Lucky for us, Tammy Strobel, creator of the Rowdy Kittens blog, has produced the perfect user-friendly blueprint for simplifying your life.
You Can Buy Happiness (and It’s Cheap), How One Woman Radically Simplified Her Life and How You Can Too explains the logic and freedom of simplicity and shows you doable step-by-step actions that will help you get a handle on all that is “too much” in your life. Replete with engaging stories, honest, and intelligent, this simplicity guide is easy to embrace.
Don’t worry about that word “radical” in the title. As Strobel assures us, there are many different versions of simplicity and the key is find your own level of simple comfort.
Materialism and Its Link to Depression and Low Satisfaction
Strobel bought into the “American Dream” at a very early age. Ever since she was a kid, she says she wanted,
“…a house in the suburbs, with my own washing machine and dryer, a big kitchen to cook huge meals, and an extra bedroom for guests to stay in when they visited.”
After graduating from college, she took a job at a financial investment firm and set out to achieve her fantasy of the good life.
Soon Strobel found herself sinking into depression despite having a promising but not fulfilling job, a nice car, a closet full of clothes, and a great husband. To alleviate her feelings of dissatisfaction, like many of us, she went on regular shopping trips to the nearby outlet mall.
Shopping brought momentary bursts of pleasure, but entangled her in a never-ending work-spend cycle and locked her further into frustration and despair.
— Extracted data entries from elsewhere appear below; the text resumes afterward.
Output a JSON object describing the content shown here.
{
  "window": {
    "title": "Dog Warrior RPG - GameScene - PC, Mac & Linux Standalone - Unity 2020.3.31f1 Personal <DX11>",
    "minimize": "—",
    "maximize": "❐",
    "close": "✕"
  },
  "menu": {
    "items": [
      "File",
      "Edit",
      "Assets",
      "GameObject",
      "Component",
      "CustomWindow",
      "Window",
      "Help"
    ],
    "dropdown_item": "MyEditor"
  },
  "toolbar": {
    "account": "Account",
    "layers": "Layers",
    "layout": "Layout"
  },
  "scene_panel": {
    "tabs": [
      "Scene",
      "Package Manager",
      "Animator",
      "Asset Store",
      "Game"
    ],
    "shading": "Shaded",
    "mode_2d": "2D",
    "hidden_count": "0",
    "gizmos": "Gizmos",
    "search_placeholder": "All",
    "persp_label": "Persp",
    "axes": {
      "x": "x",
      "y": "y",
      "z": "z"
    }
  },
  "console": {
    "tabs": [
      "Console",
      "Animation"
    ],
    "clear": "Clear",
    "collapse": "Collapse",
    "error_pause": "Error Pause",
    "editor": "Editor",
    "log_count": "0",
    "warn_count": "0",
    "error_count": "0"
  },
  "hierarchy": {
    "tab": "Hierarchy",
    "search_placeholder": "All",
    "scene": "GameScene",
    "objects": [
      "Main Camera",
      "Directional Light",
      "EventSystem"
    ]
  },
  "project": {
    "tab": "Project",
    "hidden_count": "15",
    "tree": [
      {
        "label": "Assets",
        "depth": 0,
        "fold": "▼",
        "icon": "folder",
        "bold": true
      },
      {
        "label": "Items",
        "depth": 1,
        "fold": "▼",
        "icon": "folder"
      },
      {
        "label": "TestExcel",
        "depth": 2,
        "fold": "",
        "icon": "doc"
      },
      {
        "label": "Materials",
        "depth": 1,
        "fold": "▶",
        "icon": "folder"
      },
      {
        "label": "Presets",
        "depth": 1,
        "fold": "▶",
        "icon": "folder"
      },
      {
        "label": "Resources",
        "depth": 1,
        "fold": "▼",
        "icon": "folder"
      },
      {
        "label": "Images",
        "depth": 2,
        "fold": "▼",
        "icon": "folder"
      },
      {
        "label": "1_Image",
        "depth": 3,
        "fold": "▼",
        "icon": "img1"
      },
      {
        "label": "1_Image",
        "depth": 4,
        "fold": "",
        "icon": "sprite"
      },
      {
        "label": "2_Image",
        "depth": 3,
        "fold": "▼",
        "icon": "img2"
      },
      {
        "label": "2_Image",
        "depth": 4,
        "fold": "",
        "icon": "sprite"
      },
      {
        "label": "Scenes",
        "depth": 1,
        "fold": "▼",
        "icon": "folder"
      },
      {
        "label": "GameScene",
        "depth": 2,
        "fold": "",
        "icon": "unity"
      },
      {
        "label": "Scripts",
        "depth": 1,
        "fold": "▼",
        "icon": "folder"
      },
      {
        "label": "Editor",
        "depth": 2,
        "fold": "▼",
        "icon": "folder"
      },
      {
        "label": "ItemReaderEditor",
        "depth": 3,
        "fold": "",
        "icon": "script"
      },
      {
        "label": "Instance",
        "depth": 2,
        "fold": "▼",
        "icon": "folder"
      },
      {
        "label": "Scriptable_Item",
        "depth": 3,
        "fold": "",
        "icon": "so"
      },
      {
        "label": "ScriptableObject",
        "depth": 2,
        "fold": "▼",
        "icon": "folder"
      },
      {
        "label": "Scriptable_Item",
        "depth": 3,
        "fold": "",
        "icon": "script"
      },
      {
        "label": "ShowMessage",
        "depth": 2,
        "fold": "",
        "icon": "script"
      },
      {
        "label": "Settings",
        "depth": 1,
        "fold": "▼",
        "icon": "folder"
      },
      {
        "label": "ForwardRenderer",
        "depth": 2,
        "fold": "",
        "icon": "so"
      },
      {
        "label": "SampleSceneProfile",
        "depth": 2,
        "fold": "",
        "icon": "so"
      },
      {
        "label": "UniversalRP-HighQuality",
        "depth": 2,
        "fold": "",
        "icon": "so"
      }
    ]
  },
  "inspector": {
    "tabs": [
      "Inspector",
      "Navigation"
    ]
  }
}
On top of that, by the end of college, she and her husband had accumulated $30,000 in debt. Despite having the “ideal” life, her dream house was now far beyond her reach and she felt plagued by a pervasive sense of dissatisfaction.
Strobel’s experience is not an anomaly. In fact, the scientific research she shares in You Can Buy Happines (and It’s Cheap) links a materialistic mindset with unhappiness and negative emotions. She quotes Tim Kassner, author of The High Price of Materialism, as saying:
“…strong materialistic values are associated with a pervasive undermining of people’s well-being, from low life satisfaction and happiness, to depression and anxiety, to physical problems such a headaches and to personality disorders, narcissism and antisocial behavior.”
That’s a wake up call, isn’t it?
Simplicity and happiness are inextricably link in Strobel’s mind for good reason. Simple living, she says, has brought her the precious gifts of time, freedom, and community, which constitute her personal definition of lasting happiness.
Fortunately, a series of events collided to create a turning point in Strobel’s life. She began a gradual, but consistent journey of downsizing and documents all the twists and turns in her book.
Finding Freedom and Happiness in Simplicity
Throughout You Can Buy Happiness (and It’s Cheap), Strobel emphasizes that downsizing is a process that takes time and, understandably, raises fears, but is well worth the happiness and freedom you will discover. The practical tips and deeper wisdom in Strobel’s book will help you:
- Define happiness for yourself
- Outline the level of simplicity that is right for you
- Explore your personal relationship with stuff and money
- Take small actionable steps to reduce excess stuff
- Avoid the lure of excessive shopping
- Get on top of over-spending
- Explore ways to get out of debt
- Feel reassured and encouraged when fear arises
- Learn about different models of simplicity
- Redefine success and focus on your passion
- Improve your relationships
- Discover the joy of tiny pleasures.
Here’s a taste of what awaits you in You Can Buy Happiness (and It’s Cheap) through a look at the chapter titles:
- Buying Things Will Not Make You Happy
- The Stuff You Own Owns You
- Changing Your Relationship with Stuff
- The Power of Debt
- Sell What You Can, Give the Rest Away
- The Joy of a Small House
- Reclaiming Work
- Time Is the Only Real Wealth
- Money vs. Experiences
- Relationships Matter, Not Things
- The Art of Community Building
- The Power of Tiny Pleasures
As an avid reader of Strobel’s blog, I was so excited when the review copy arrived in my mailbox. I feel blessed to have this friendly guidebook at my side as I enter into my own process of downsizing. Rich with stories, practical steps, and warm encouragement, You Can Buy Happiness (and It’s Cheap) will help you change your life for the better in countless happy ways.
I would love to hear your thoughts on the connection between happiness and simplicity. Have your found more happiness in simplicity?